Juin 2015

Lettre à Misawa

(Misawa shô -三澤鈔)

23ème jour du 2ème mois de la 4ème année de Kôan       57 ans

 

Ceux qui étudient l’enseignement du Bouddha sont plus nombreux que les grains de la terre réduite en poussière, mais ceux qui deviennent véritablement Bouddha sont moins nombreux que la terre que l’on peut poser sur un ongle. C’est ce qu’à clairement enseigné le vénéré du monde au grand éveil dans le Sutra du Nirvana.
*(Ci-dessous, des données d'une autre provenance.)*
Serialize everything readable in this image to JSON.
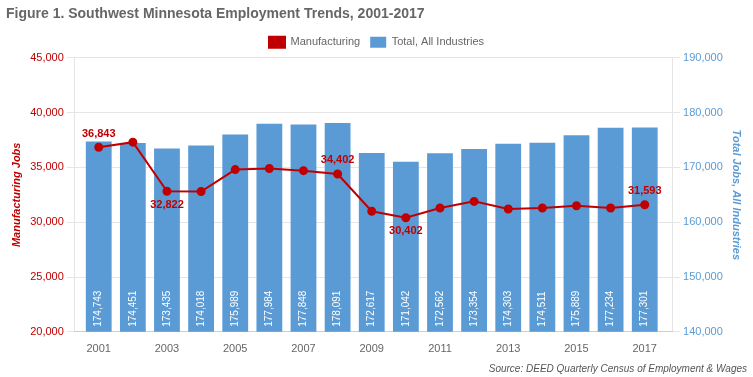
{
  "chart_data": {
    "type": "bar",
    "title": "Figure 1. Southwest Minnesota Employment Trends, 2001-2017",
    "source": "Source: DEED Quarterly Census of Employment & Wages",
    "x": [
      2001,
      2002,
      2003,
      2004,
      2005,
      2006,
      2007,
      2008,
      2009,
      2010,
      2011,
      2012,
      2013,
      2014,
      2015,
      2016,
      2017
    ],
    "xlim": [
      2000.3,
      2017.8
    ],
    "xticks": [
      2001,
      2003,
      2005,
      2007,
      2009,
      2011,
      2013,
      2015,
      2017
    ],
    "y_label": "Manufacturing Jobs",
    "y2_label": "Total Jobs, All Industries",
    "ylim": [
      20000,
      45000
    ],
    "yticks": [
      {
        "value": 20000,
        "label": "20,000"
      },
      {
        "value": 25000,
        "label": "25,000"
      },
      {
        "value": 30000,
        "label": "30,000"
      },
      {
        "value": 35000,
        "label": "35,000"
      },
      {
        "value": 40000,
        "label": "40,000"
      },
      {
        "value": 45000,
        "label": "45,000"
      }
    ],
    "y2lim": [
      140000,
      190000
    ],
    "y2ticks": [
      {
        "value": 140000,
        "label": "140,000"
      },
      {
        "value": 150000,
        "label": "150,000"
      },
      {
        "value": 160000,
        "label": "160,000"
      },
      {
        "value": 170000,
        "label": "170,000"
      },
      {
        "value": 180000,
        "label": "180,000"
      },
      {
        "value": 190000,
        "label": "190,000"
      }
    ],
    "grid": true,
    "legend": "top",
    "series": [
      {
        "name": "Total, All Industries",
        "type": "bar",
        "color": "#5B9BD5",
        "axis": "y2",
        "data_labels": true,
        "values": [
          174743,
          174451,
          173435,
          174018,
          175989,
          177984,
          177848,
          178091,
          172617,
          171042,
          172562,
          173354,
          174303,
          174511,
          175889,
          177234,
          177301
        ],
        "value_labels": [
          "174,743",
          "174,451",
          "173,435",
          "174,018",
          "175,989",
          "177,984",
          "177,848",
          "178,091",
          "172,617",
          "171,042",
          "172,562",
          "173,354",
          "174,303",
          "174,511",
          "175,889",
          "177,234",
          "177,301"
        ]
      },
      {
        "name": "Manufacturing",
        "type": "line",
        "color": "#C00000",
        "axis": "y",
        "marker": "circle",
        "line_style": "solid",
        "values": [
          36843,
          37300,
          32822,
          32800,
          34800,
          34900,
          34700,
          34402,
          31000,
          30402,
          31300,
          31900,
          31200,
          31300,
          31500,
          31300,
          31593
        ]
      }
    ],
    "annotations": [
      {
        "x": 2001,
        "y": 36843,
        "text": "36,843",
        "axis": "y"
      },
      {
        "x": 2003,
        "y": 32822,
        "text": "32,822",
        "axis": "y"
      },
      {
        "x": 2008,
        "y": 34402,
        "text": "34,402",
        "axis": "y"
      },
      {
        "x": 2010,
        "y": 30402,
        "text": "30,402",
        "axis": "y"
      },
      {
        "x": 2017,
        "y": 31593,
        "text": "31,593",
        "axis": "y"
      }
    ]
  }
}
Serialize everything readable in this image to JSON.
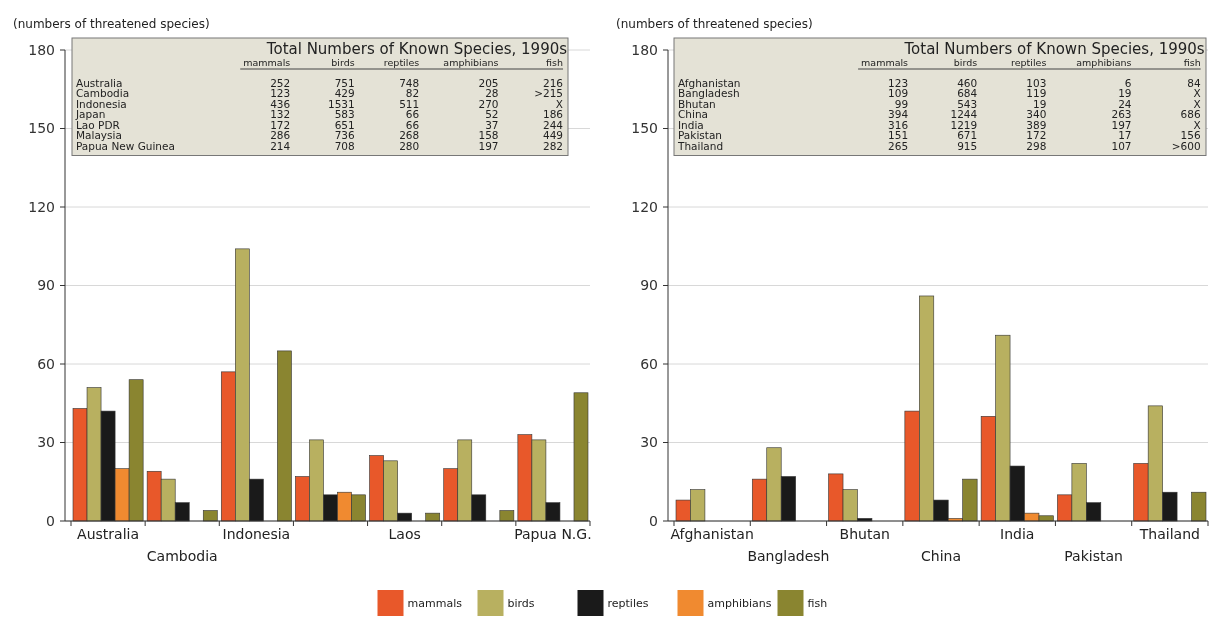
{
  "chart_data": [
    {
      "type": "bar",
      "ylabel": "(numbers of threatened species)",
      "categories": [
        "Australia",
        "Cambodia",
        "Indonesia",
        null,
        "Laos",
        null,
        "Papua N.G."
      ],
      "series": [
        {
          "color": "#e8582a",
          "values": [
            43,
            19,
            57,
            17,
            25,
            20,
            33
          ]
        },
        {
          "color": "#b8b060",
          "values": [
            51,
            16,
            104,
            31,
            23,
            31,
            31
          ]
        },
        {
          "color": "#1a1a1a",
          "values": [
            42,
            7,
            16,
            10,
            3,
            10,
            7
          ]
        },
        {
          "color": "#f08a30",
          "values": [
            20,
            0,
            0,
            11,
            0,
            0,
            0
          ]
        },
        {
          "color": "#8a8530",
          "values": [
            54,
            4,
            65,
            10,
            3,
            4,
            49
          ]
        }
      ],
      "ylim": [
        0,
        180
      ],
      "yticks": [
        0,
        30,
        60,
        90,
        120,
        150,
        180
      ],
      "grid": "y",
      "annotations": [
        "Total Numbers of Known Species, 1990s",
        "mammals birds reptiles amphibians fish",
        "Australia 252 751 748 205 216",
        "Cambodia 123 429 82 28 >215",
        "Indonesia 436 1531 511 270 X",
        "Japan 132 583 66 52 186",
        "Lao PDR 172 651 66 37 244",
        "Malaysia 286 736 268 158 449",
        "Papua New Guinea 214 708 280 197 282"
      ]
    },
    {
      "type": "bar",
      "ylabel": "(numbers of threatened species)",
      "categories": [
        "Afghanistan",
        "Bangladesh",
        "Bhutan",
        "China",
        "India",
        "Pakistan",
        "Thailand"
      ],
      "series": [
        {
          "name": "mammals",
          "color": "#e8582a",
          "values": [
            8,
            16,
            18,
            42,
            40,
            10,
            22
          ]
        },
        {
          "name": "birds",
          "color": "#b8b060",
          "values": [
            12,
            28,
            12,
            86,
            71,
            22,
            44
          ]
        },
        {
          "name": "reptiles",
          "color": "#1a1a1a",
          "values": [
            0,
            17,
            1,
            8,
            21,
            7,
            11
          ]
        },
        {
          "name": "amphibians",
          "color": "#f08a30",
          "values": [
            0,
            0,
            0,
            1,
            3,
            0,
            0
          ]
        },
        {
          "name": "fish",
          "color": "#8a8530",
          "values": [
            0,
            0,
            0,
            16,
            2,
            0,
            11
          ]
        }
      ],
      "ylim": [
        0,
        180
      ],
      "yticks": [
        0,
        30,
        60,
        90,
        120,
        150,
        180
      ],
      "grid": "y",
      "legend": "bottom",
      "annotations": [
        "Total Numbers of Known Species, 1990s",
        "mammals birds reptiles amphibians fish",
        "Afghanistan 123 460 103 6 84",
        "Bangladesh 109 684 119 19 X",
        "Bhutan 99 543 19 24 X",
        "China 394 1244 340 263 686",
        "India 316 1219 389 197 X",
        "Pakistan 151 671 172 17 156",
        "Thailand 265 915 298 107 >600"
      ]
    }
  ]
}
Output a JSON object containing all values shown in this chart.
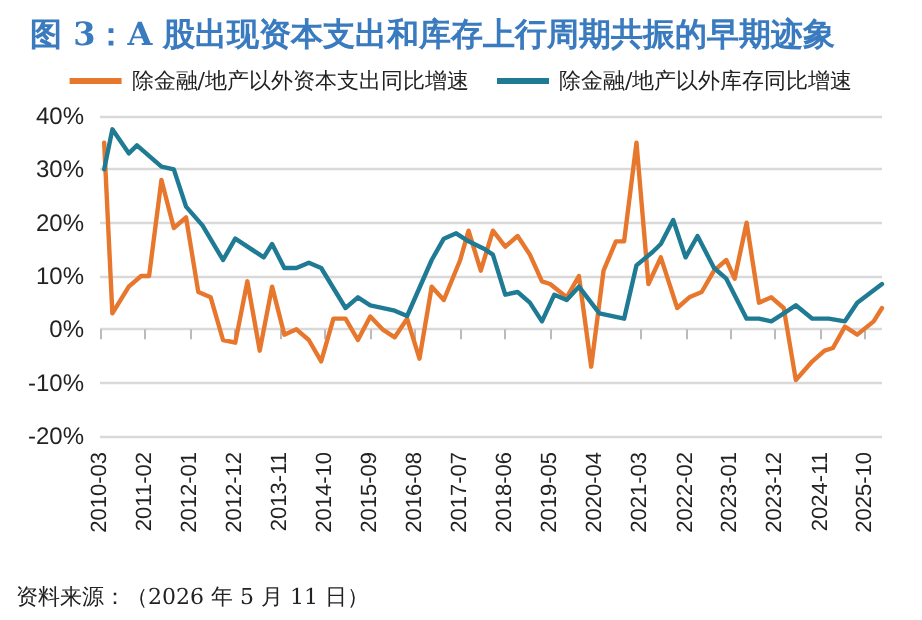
{
  "chart_data": {
    "type": "line",
    "title": "图 3：A 股出现资本支出和库存上行周期共振的早期迹象",
    "annotations": [
      "资料来源：（2026 年 5 月 11 日）"
    ],
    "xlim": [
      "2010-03",
      "2026-02"
    ],
    "xticks": [
      "2010-03",
      "2011-02",
      "2012-01",
      "2012-12",
      "2013-11",
      "2014-10",
      "2015-09",
      "2016-08",
      "2017-07",
      "2018-06",
      "2019-05",
      "2020-04",
      "2021-03",
      "2022-02",
      "2023-01",
      "2023-12",
      "2024-11",
      "2025-10"
    ],
    "ylim": [
      -20,
      40
    ],
    "yticks": [
      {
        "value": -20,
        "label": "-20%"
      },
      {
        "value": -10,
        "label": "-10%"
      },
      {
        "value": 0,
        "label": "0%"
      },
      {
        "value": 10,
        "label": "10%"
      },
      {
        "value": 20,
        "label": "20%"
      },
      {
        "value": 30,
        "label": "30%"
      },
      {
        "value": 40,
        "label": "40%"
      }
    ],
    "grid": "y",
    "legend": "top",
    "marker": "none",
    "line_style": "solid",
    "series": [
      {
        "name": "除金融/地产以外资本支出同比增速",
        "color": "#e8772e",
        "x": [
          "2010-04",
          "2010-06",
          "2010-10",
          "2011-01",
          "2011-03",
          "2011-06",
          "2011-09",
          "2011-12",
          "2012-03",
          "2012-06",
          "2012-09",
          "2012-12",
          "2013-03",
          "2013-06",
          "2013-09",
          "2013-12",
          "2014-03",
          "2014-06",
          "2014-09",
          "2014-12",
          "2015-03",
          "2015-06",
          "2015-09",
          "2015-12",
          "2016-03",
          "2016-06",
          "2016-09",
          "2016-12",
          "2017-03",
          "2017-07",
          "2017-09",
          "2017-12",
          "2018-03",
          "2018-06",
          "2018-09",
          "2018-12",
          "2019-03",
          "2019-05",
          "2019-09",
          "2019-12",
          "2020-03",
          "2020-06",
          "2020-09",
          "2020-11",
          "2021-02",
          "2021-05",
          "2021-08",
          "2021-12",
          "2022-03",
          "2022-06",
          "2022-09",
          "2022-12",
          "2023-02",
          "2023-05",
          "2023-08",
          "2023-11",
          "2024-02",
          "2024-05",
          "2024-09",
          "2024-12",
          "2025-02",
          "2025-05",
          "2025-08",
          "2025-12",
          "2026-02"
        ],
        "values": [
          35,
          3,
          8,
          10,
          10,
          28,
          19,
          21,
          7,
          6,
          -2,
          -2.5,
          9,
          -4,
          8,
          -1,
          0,
          -2,
          -6,
          2,
          2,
          -2,
          2.4,
          0,
          -1.5,
          2,
          -5.5,
          8,
          5.5,
          13,
          18.5,
          11,
          18.5,
          15.5,
          17.5,
          14,
          9,
          8.5,
          6,
          10,
          -7,
          11,
          16.5,
          16.5,
          35,
          8.5,
          13.5,
          4,
          6,
          7,
          11,
          13,
          9.5,
          20,
          5,
          6,
          4,
          -9.5,
          -6,
          -4,
          -3.5,
          0.5,
          -1,
          1.5,
          4
        ]
      },
      {
        "name": "除金融/地产以外库存同比增速",
        "color": "#1f7a94",
        "x": [
          "2010-04",
          "2010-06",
          "2010-10",
          "2010-12",
          "2011-06",
          "2011-09",
          "2011-12",
          "2012-04",
          "2012-09",
          "2012-12",
          "2013-07",
          "2013-09",
          "2013-12",
          "2014-03",
          "2014-06",
          "2014-09",
          "2015-03",
          "2015-06",
          "2015-09",
          "2016-03",
          "2016-06",
          "2016-12",
          "2017-03",
          "2017-06",
          "2017-09",
          "2018-01",
          "2018-03",
          "2018-06",
          "2018-09",
          "2018-12",
          "2019-03",
          "2019-06",
          "2019-09",
          "2019-12",
          "2020-05",
          "2020-11",
          "2021-02",
          "2021-06",
          "2021-08",
          "2021-11",
          "2022-02",
          "2022-05",
          "2022-09",
          "2022-12",
          "2023-05",
          "2023-08",
          "2023-11",
          "2024-02",
          "2024-05",
          "2024-09",
          "2025-01",
          "2025-05",
          "2025-08",
          "2026-02"
        ],
        "values": [
          30,
          37.5,
          33,
          34.5,
          30.5,
          30,
          23,
          19.5,
          13,
          17,
          13.5,
          16,
          11.5,
          11.5,
          12.5,
          11.5,
          4,
          6,
          4.5,
          3.5,
          2.5,
          13,
          17,
          18,
          16.5,
          15,
          14,
          6.5,
          7,
          5,
          1.5,
          6.5,
          5.5,
          8,
          3,
          2,
          12,
          14.5,
          16,
          20.5,
          13.5,
          17.5,
          11.5,
          9.5,
          2,
          2,
          1.5,
          3,
          4.5,
          2,
          2,
          1.5,
          5,
          8.5
        ]
      }
    ]
  }
}
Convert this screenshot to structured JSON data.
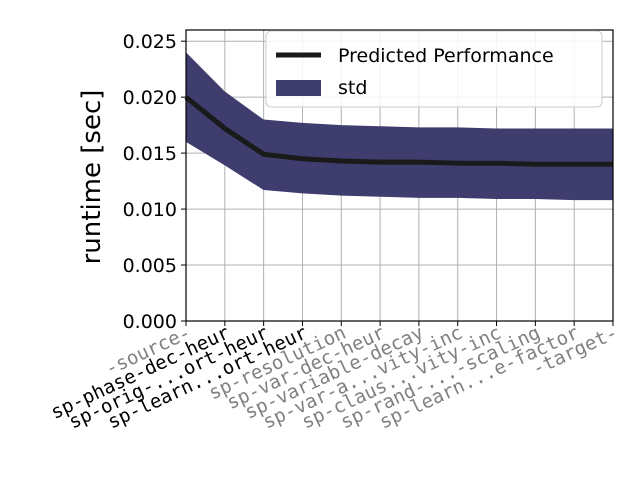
{
  "chart_data": {
    "type": "line",
    "title": "",
    "xlabel": "",
    "ylabel": "runtime [sec]",
    "ylim": [
      0,
      0.026
    ],
    "y_ticks": [
      "0.000",
      "0.005",
      "0.010",
      "0.015",
      "0.020",
      "0.025"
    ],
    "categories": [
      "-source-",
      "sp-phase-dec-heur",
      "sp-orig-...ort-heur",
      "sp-learn...ort-heur",
      "sp-resolution",
      "sp-var-dec-heur",
      "sp-variable-decay",
      "sp-var-a...vity-inc",
      "sp-claus...vity-inc",
      "sp-rand-...-scaling",
      "sp-learn...e-factor",
      "-target-"
    ],
    "category_colors": [
      "#808080",
      "#000000",
      "#000000",
      "#000000",
      "#808080",
      "#808080",
      "#808080",
      "#808080",
      "#808080",
      "#808080",
      "#808080",
      "#808080"
    ],
    "series": [
      {
        "name": "Predicted Performance",
        "kind": "line",
        "color": "#1a1a1a",
        "values": [
          0.02,
          0.0172,
          0.0149,
          0.0145,
          0.0143,
          0.0142,
          0.0142,
          0.0141,
          0.0141,
          0.014,
          0.014,
          0.014
        ]
      },
      {
        "name": "std",
        "kind": "band",
        "color": "#3f3d6e",
        "upper": [
          0.024,
          0.0205,
          0.018,
          0.0177,
          0.0175,
          0.0174,
          0.0173,
          0.0173,
          0.0172,
          0.0172,
          0.0172,
          0.0172
        ],
        "lower": [
          0.016,
          0.0139,
          0.0117,
          0.0114,
          0.0112,
          0.0111,
          0.011,
          0.011,
          0.0109,
          0.0109,
          0.0108,
          0.0108
        ]
      }
    ],
    "grid": true,
    "legend": "top-right"
  }
}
Je suis très heureux d’avoir pu, avec vous, venus nombreux, exprimer ensemble notre gratitude envers la bienfaisance de notre fondateur Nichiren Daishônin, à l’occasion de la cérémonie de Okô du mois de juin.

Le temps passant vite, nous sommes sur le point passer le cap de la moitié de l’année.

Le temps écoulé ne peut pas se rattraper. Bien sûr, il est important de jeter un regard sur son passé. Toutefois, si c’est pour s’attacher à ce passé et être incapable d’aller de l’avant, ça n’a aucun sens. Il faut que tout soit utile pour ce qui va se passer à partir de maintenant.

A présent, l’important est que chacun progresse avec courage et sérieux au cours du reste de l’année après avoir effectué une réflexion sur sa foi et sa pratique, afin de corriger ce qu’il y a à corriger et développer les point positifs.

En particulier, le mois prochain sera le mois de la pratique de la récitation de Daimoku. Efforçons nous tous avec joie dans cette pratique de Daimoku, sous la direction du Grand Patriarche Nichinyo Shônin.

Ceci dit, le passage du Gosho de ce mois est extrait de la Lettre à Misawa.

Cette lettre, écrite à Minobu par Nichiren Daishônin le 23ème jour du 2ème mois de la 4ème année de Kenji (1278), fut adressée à Misawa Kojirô qui habitait à 6 km au sud du temple principal Taisekiji (selon une autre thèse, elle aurait été adressée à son petit fils Masahiro).

Au mois d’octobre 1971 (46ème année de Shôwa), le 66ème Grand Patriarche Nittatsu Shônin donna un enseignement au sujet du destinataire de cette lettre. Je vais le citer :

« Il est établi que la Lettre à Misawa fut adressée à Misawa Kojirô. Or, il y a juste une semaine, j’ai découvert un texte ancien selon lequel ce n’était pas le cas. (…) La lettre à Misawa était en fait adressée à Misawa Masahiro, petit fils de Kojirô. Il serait donc bon de considérer la chose de cette façon ».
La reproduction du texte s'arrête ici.